You are Entitled to Your Own Opinions, But Not to Your Own Facts
— A Tribute to Dr. Peter Marks —
If things went really bad at FDA, who would still be there at the end—caring enough about the agency and public health to keep fighting? My answer would be Dr. Peter Marks. I know you would agree.
Peter has been grace and integrity personified, as well as a defender of our collective faith in the value of data and science. Human betterment has always been Peter’s goal, regardless of where it led him. We should all adopt that same goal and that same attitude.
Peter’s leadership has spanned pandemic response, biotechnology, cell and gene therapies, blood products, rare diseases, regulatory science, vaccine development, and myriad other areas.
If something was a good idea—his or someone else’s—he has always been willing to pursue it.

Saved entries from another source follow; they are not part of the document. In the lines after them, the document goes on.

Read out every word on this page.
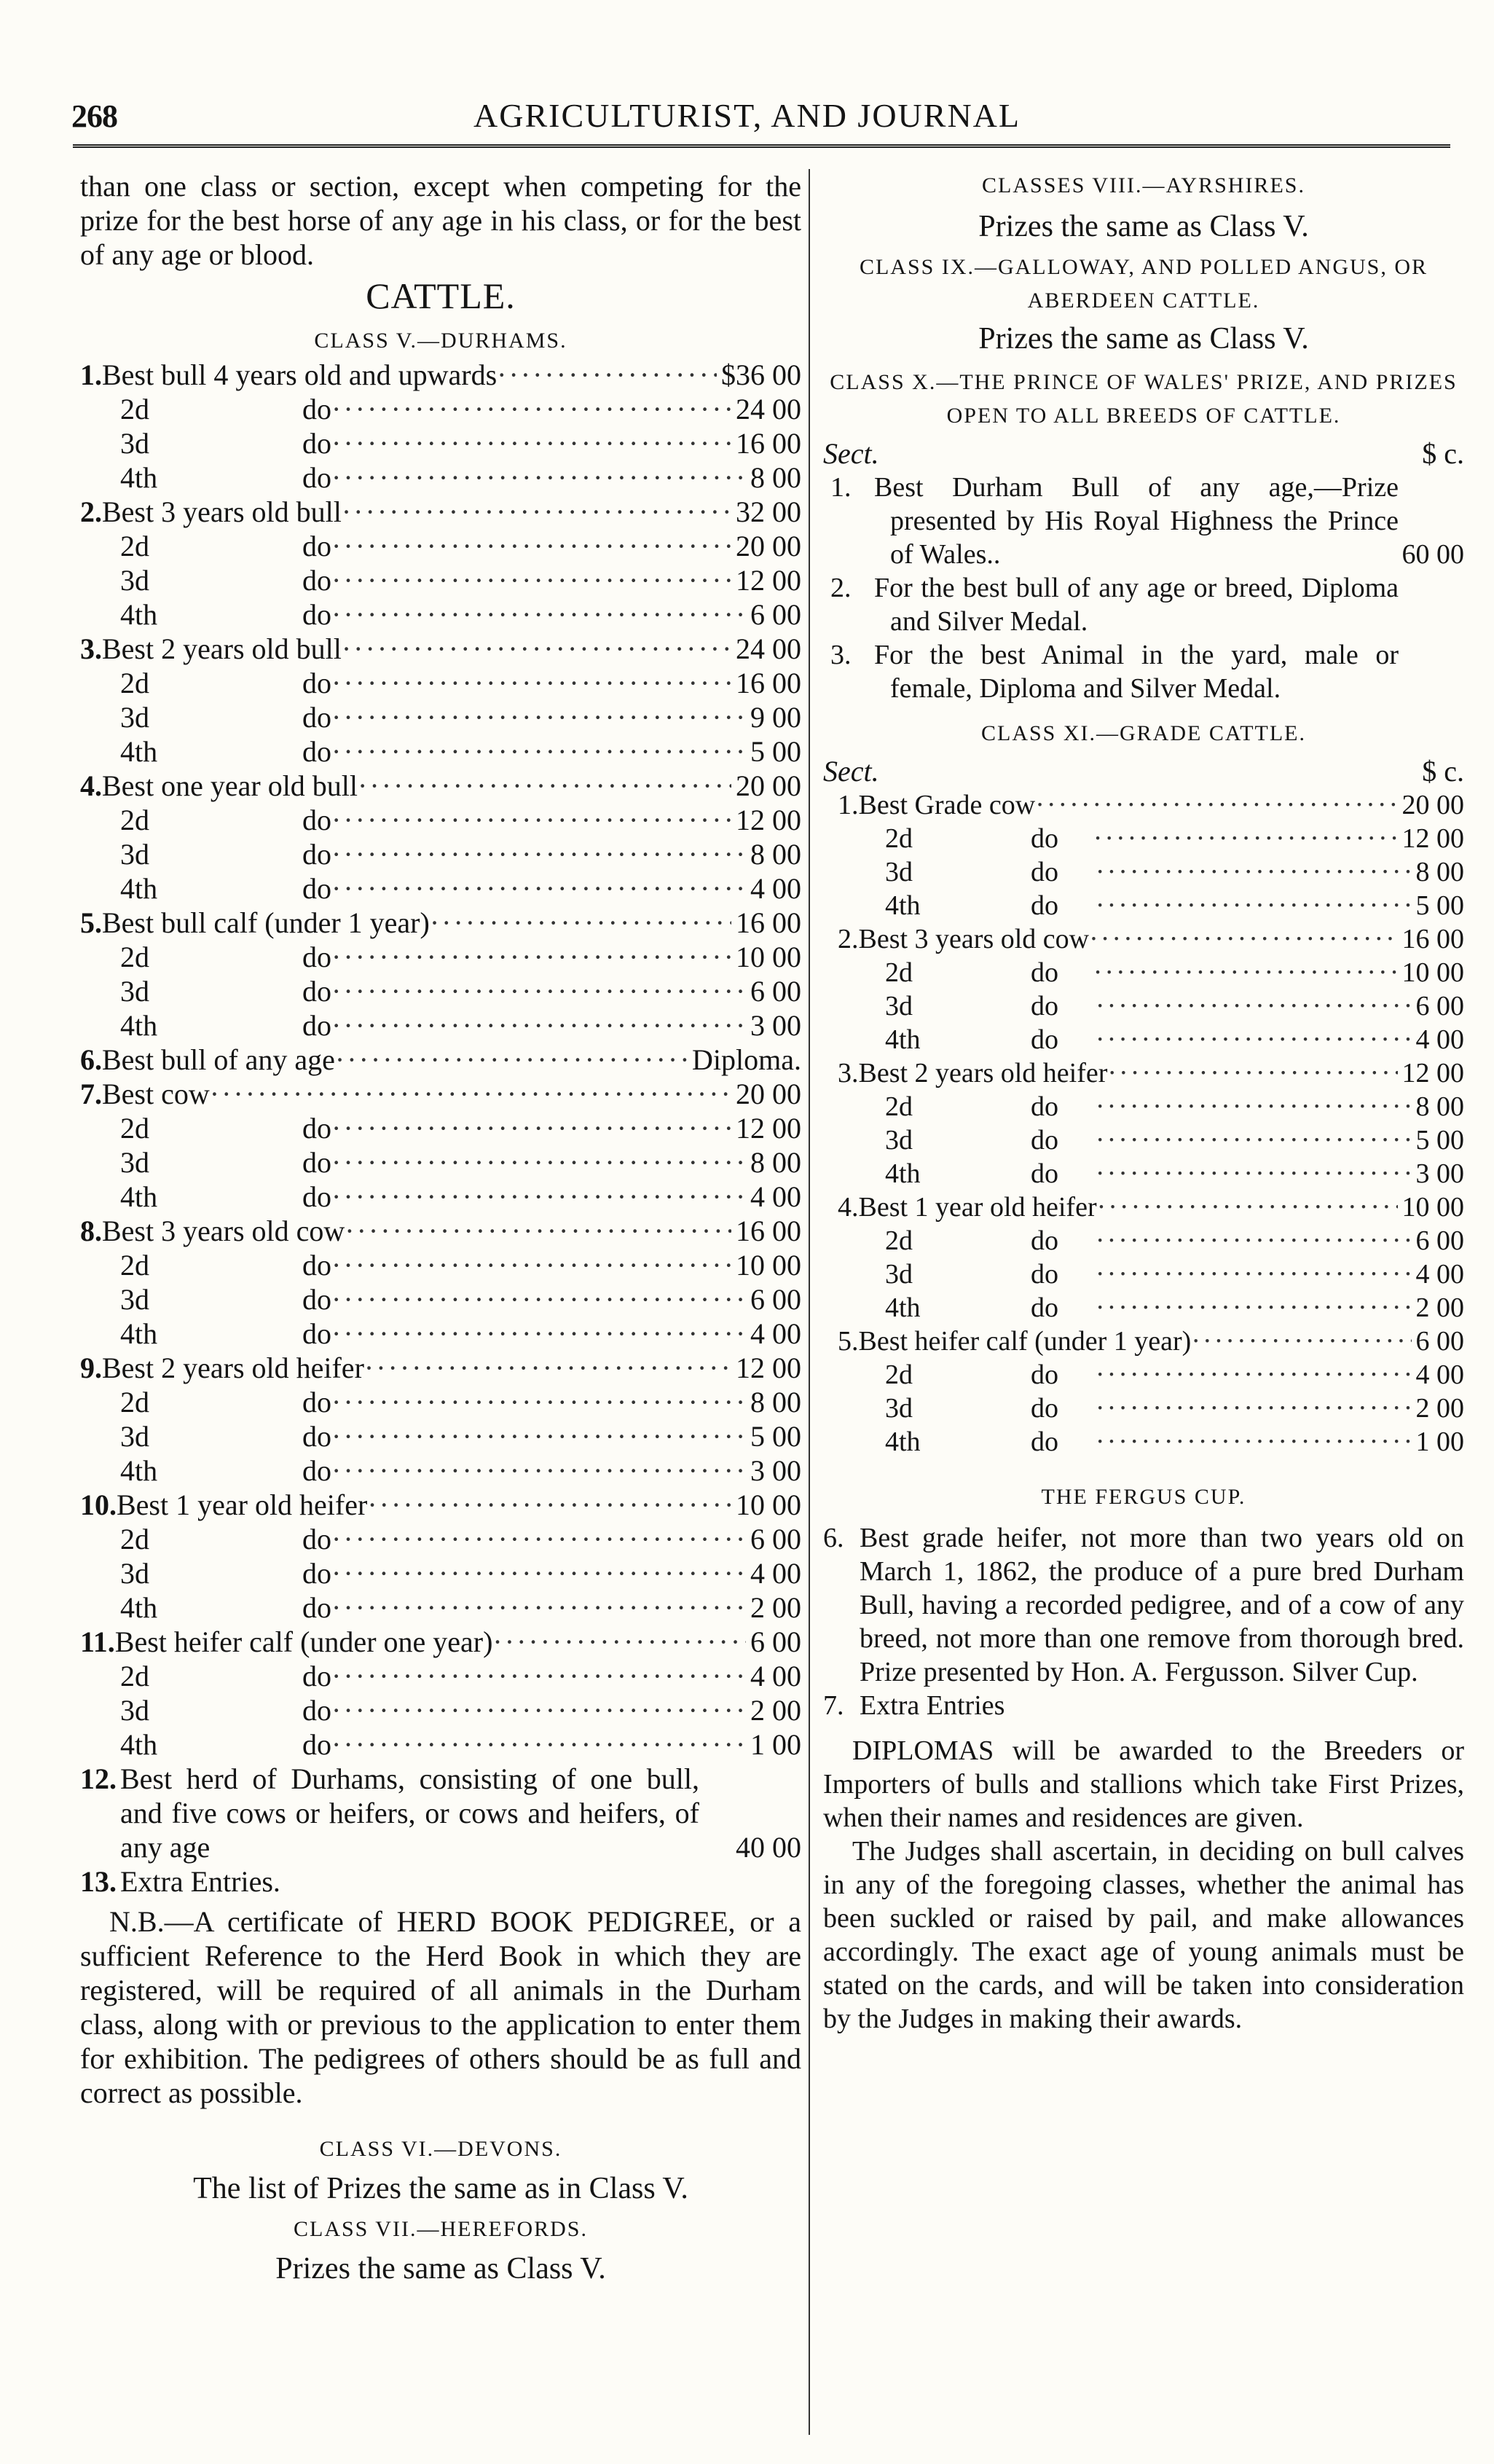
268	AGRICULTURIST, AND JOURNAL

than one class or section, except when competing for the prize for the best horse of any age in his class, or for the best of any age or blood.

CATTLE.
CLASS V.—DURHAMS.
1. Best bull 4 years old and upwards ·····	$36 00
2d	do ·····	24 00
3d	do ·····	16 00
4th	do ·····	8 00
2. Best 3 years old bull ·····	32 00
2d	do ·····	20 00
3d	do ·····	12 00
4th	do ·····	6 00
3. Best 2 years old bull ·····	24 00
2d	do ·····	16 00
3d	do ·····	9 00
4th	do ·····	5 00
4. Best one year old bull ·····	20 00
2d	do ·····	12 00
3d	do ·····	8 00
4th	do ·····	4 00
5. Best bull calf (under 1 year) ·····	16 00
2d	do ·····	10 00
3d	do ·····	6 00
4th	do ·····	3 00
6. Best bull of any age ·····	Diploma.
7. Best cow ·····	20 00
2d	do ·····	12 00
3d	do ·····	8 00
4th	do ·····	4 00
8. Best 3 years old cow ·····	16 00
2d	do ·····	10 00
3d	do ·····	6 00
4th	do ·····	4 00
9. Best 2 years old heifer ·····	12 00
2d	do ·····	8 00
3d	do ·····	5 00
4th	do ·····	3 00
10. Best 1 year old heifer ·····	10 00
2d	do ·····	6 00
3d	do ·····	4 00
4th	do ·····	2 00
11. Best heifer calf (under one year) ·····	6 00
2d	do ·····	4 00
3d	do ·····	2 00
4th	do ·····	1 00
12. Best herd of Durhams, consisting of one bull, and five cows or heifers, or cows and heifers, of any age	40 00
13. Extra Entries.

N.B.—A certificate of HERD BOOK PEDIGREE, or a sufficient Reference to the Herd Book in which they are registered, will be required of all animals in the Durham class, along with or previous to the application to enter them for exhibition. The pedigrees of others should be as full and correct as possible.

CLASS VI.—DEVONS.
The list of Prizes the same as in Class V.
CLASS VII.—HEREFORDS.
Prizes the same as Class V.
CLASSES VIII.—AYRSHIRES.
Prizes the same as Class V.
CLASS IX.—GALLOWAY, AND POLLED ANGUS, OR ABERDEEN CATTLE.
Prizes the same as Class V.
CLASS X.—THE PRINCE OF WALES' PRIZE, AND PRIZES OPEN TO ALL BREEDS OF CATTLE.
Sect.	$ c.
1. Best Durham Bull of any age,—Prize presented by His Royal Highness the Prince of Wales..	60 00
2. For the best bull of any age or breed, Diploma and Silver Medal.
3. For the best Animal in the yard, male or female, Diploma and Silver Medal.
CLASS XI.—GRADE CATTLE.
Sect.	$ c.
1. Best Grade cow ·····	20 00
2d	do ·····	12 00
3d	do ·····	8 00
4th	do ·····	5 00
2. Best 3 years old cow ·····	16 00
2d	do ·····	10 00
3d	do ·····	6 00
4th	do ·····	4 00
3. Best 2 years old heifer ·····	12 00
2d	do ·····	8 00
3d	do ·····	5 00
4th	do ·····	3 00
4. Best 1 year old heifer ·····	10 00
2d	do ·····	6 00
3d	do ·····	4 00
4th	do ·····	2 00
5. Best heifer calf (under 1 year) ·····	6 00
2d	do ·····	4 00
3d	do ·····	2 00
4th	do ·····	1 00
THE FERGUS CUP.
6. Best grade heifer, not more than two years old on March 1, 1862, the produce of a pure bred Durham Bull, having a recorded pedigree, and of a cow of any breed, not more than one remove from thorough bred. Prize presented by Hon. A. Fergusson. Silver Cup.
7. Extra Entries

DIPLOMAS will be awarded to the Breeders or Importers of bulls and stallions which take First Prizes, when their names and residences are given.

The Judges shall ascertain, in deciding on bull calves in any of the foregoing classes, whether the animal has been suckled or raised by pail, and make allowances accordingly. The exact age of young animals must be stated on the cards, and will be taken into consideration by the Judges in making their awards.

If you spoke, you always felt that Peter heard you, whether or not he agreed with you.
FDA is immeasurably worse for Peter’s departure, as are the American people. I worry—and you should too—that this is a harbinger of FDA’s fate: to be judged by individuals who do not believe in its fundamental purpose.
I do not think the details of Peter’s resignation matter. We can be fairly sure that he was asked to agree to some action—a statement, advice to the American people, or some study protocol—and felt his attempts to find common ground were not reciprocated. He refers to a commitment to truth and transparency and it is clear that he and the Secretary see these differently.

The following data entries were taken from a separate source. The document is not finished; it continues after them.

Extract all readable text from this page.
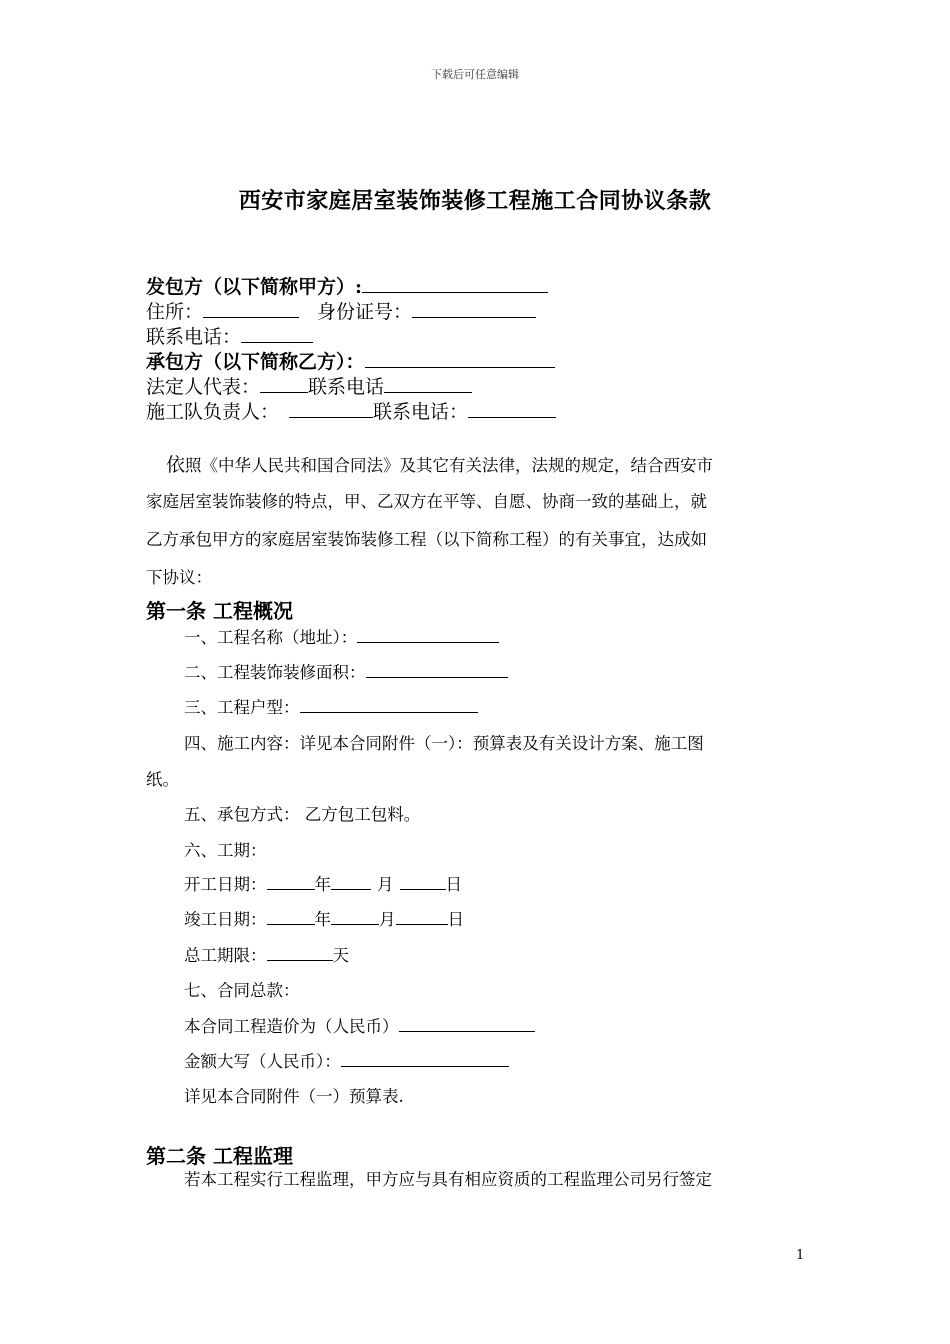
下载后可任意编辑
西安市家庭居室装饰装修工程施工合同协议条款
发包方（以下简称甲方）:
住所：	身份证号：
联系电话：
承包方（以下简称乙方）：
法定人代表：	联系电话
施工队负责人：	联系电话：
依照《中华人民共和国合同法》及其它有关法律，法规的规定，结合西安市
家庭居室装饰装修的特点，甲、乙双方在平等、自愿、协商一致的基础上，就
乙方承包甲方的家庭居室装饰装修工程（以下简称工程）的有关事宜，达成如
下协议：
第一条 工程概况
一、工程名称（地址）：
二、工程装饰装修面积：
三、工程户型：
四、施工内容：详见本合同附件（一）：预算表及有关设计方案、施工图
纸。
五、承包方式： 乙方包工包料。
六、工期：
开工日期：	年	月	日
竣工日期：	年	月	日
总工期限：	天
七、合同总款：
本合同工程造价为（人民币）
金额大写（人民币）：
详见本合同附件（一）预算表.
第二条 工程监理
若本工程实行工程监理，甲方应与具有相应资质的工程监理公司另行签定
1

This was the culmination of a very bad week for FDA. I see two pressing needs.
First, it is important for FDA stakeholders to advocate for agency leadership that is empowered to act in the best interests of the American people. They need to be able to incorporate good policy, good medicine, and good science into agency decisions.
This falls to Commissioner Makary. He has been dealt a terrible hand, but that is all the more reason for him to act decisively to re-establish FDA’s credibility.

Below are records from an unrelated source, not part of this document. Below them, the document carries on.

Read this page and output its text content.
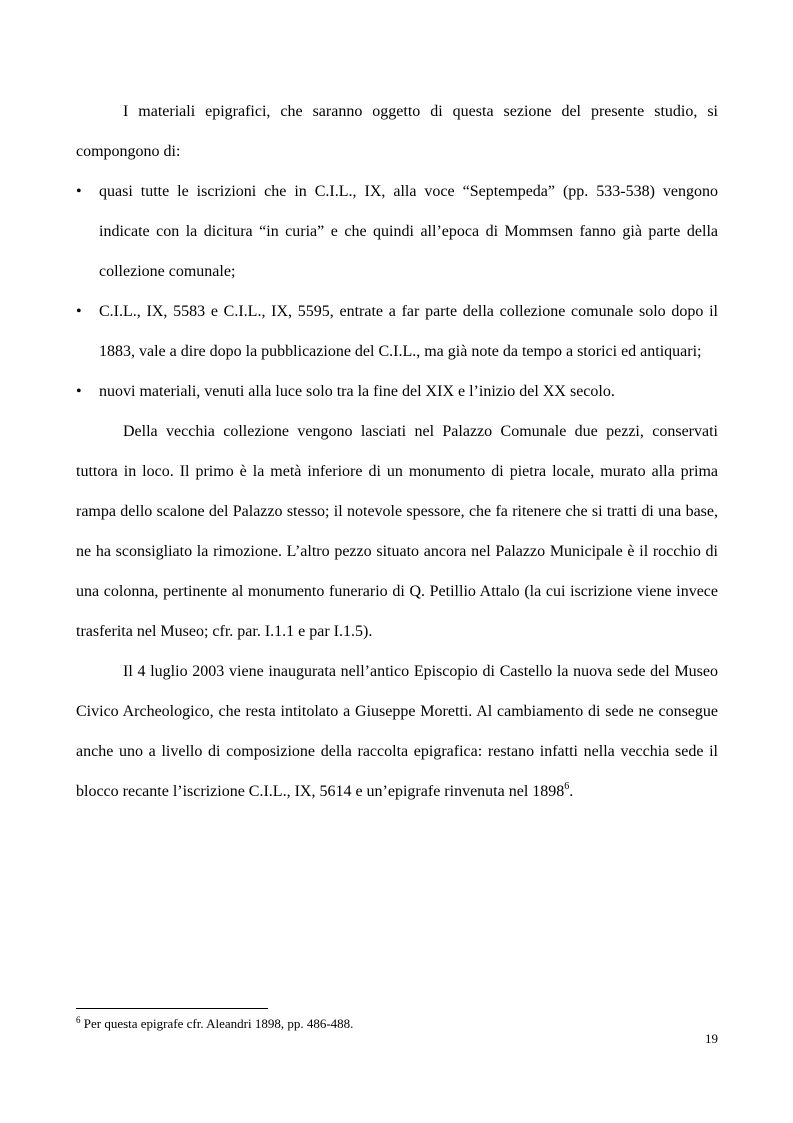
I materiali epigrafici, che saranno oggetto di questa sezione del presente studio, si compongono di:

•	quasi tutte le iscrizioni che in C.I.L., IX, alla voce “Septempeda” (pp. 533-538) vengono indicate con la dicitura “in curia” e che quindi all’epoca di Mommsen fanno già parte della collezione comunale;
•	C.I.L., IX, 5583 e C.I.L., IX, 5595, entrate a far parte della collezione comunale solo dopo il 1883, vale a dire dopo la pubblicazione del C.I.L., ma già note da tempo a storici ed antiquari;
•	nuovi materiali, venuti alla luce solo tra la fine del XIX e l’inizio del XX secolo.

Della vecchia collezione vengono lasciati nel Palazzo Comunale due pezzi, conservati tuttora in loco. Il primo è la metà inferiore di un monumento di pietra locale, murato alla prima rampa dello scalone del Palazzo stesso; il notevole spessore, che fa ritenere che si tratti di una base, ne ha sconsigliato la rimozione. L’altro pezzo situato ancora nel Palazzo Municipale è il rocchio di una colonna, pertinente al monumento funerario di Q. Petillio Attalo (la cui iscrizione viene invece trasferita nel Museo; cfr. par. I.1.1 e par I.1.5).

Il 4 luglio 2003 viene inaugurata nell’antico Episcopio di Castello la nuova sede del Museo Civico Archeologico, che resta intitolato a Giuseppe Moretti. Al cambiamento di sede ne consegue anche uno a livello di composizione della raccolta epigrafica: restano infatti nella vecchia sede il blocco recante l’iscrizione C.I.L., IX, 5614 e un’epigrafe rinvenuta nel 1898$^6$.

$^6$ Per questa epigrafe cfr. Aleandri 1898, pp. 486-488.
19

Second, the agency is being shattered by a RIF, made worse by the apparent absence of a plan to carry out FDA’s responsibilities with dramatically fewer staff. In a column yesterday, FAQ on FDA and the RIF, I pointed to a number of concerns that need to be addressed. It is particularly important to protect “review teams” and “inspection teams,” rather than just reviewers and inspectors. On this point, I said:
“…in practical terms, it would make no sense to protect a medical reviewer from a RIF, but not the individuals who the reviewer relies upon, such as a biostatistician. Likewise, an inspector in the field is of limited value without individuals processing, analyzing, and acting upon the inspector’s findings.”
The political landscape is such that it is unclear how to get things changed, with whom you have to speak, and with what message.
Let us pursue this, as a community, in the spirit that Dr. Marks has shown us—determined, caring, reasoned, unshrinking, and heedless to the odds when there is a right thing that needs to be done.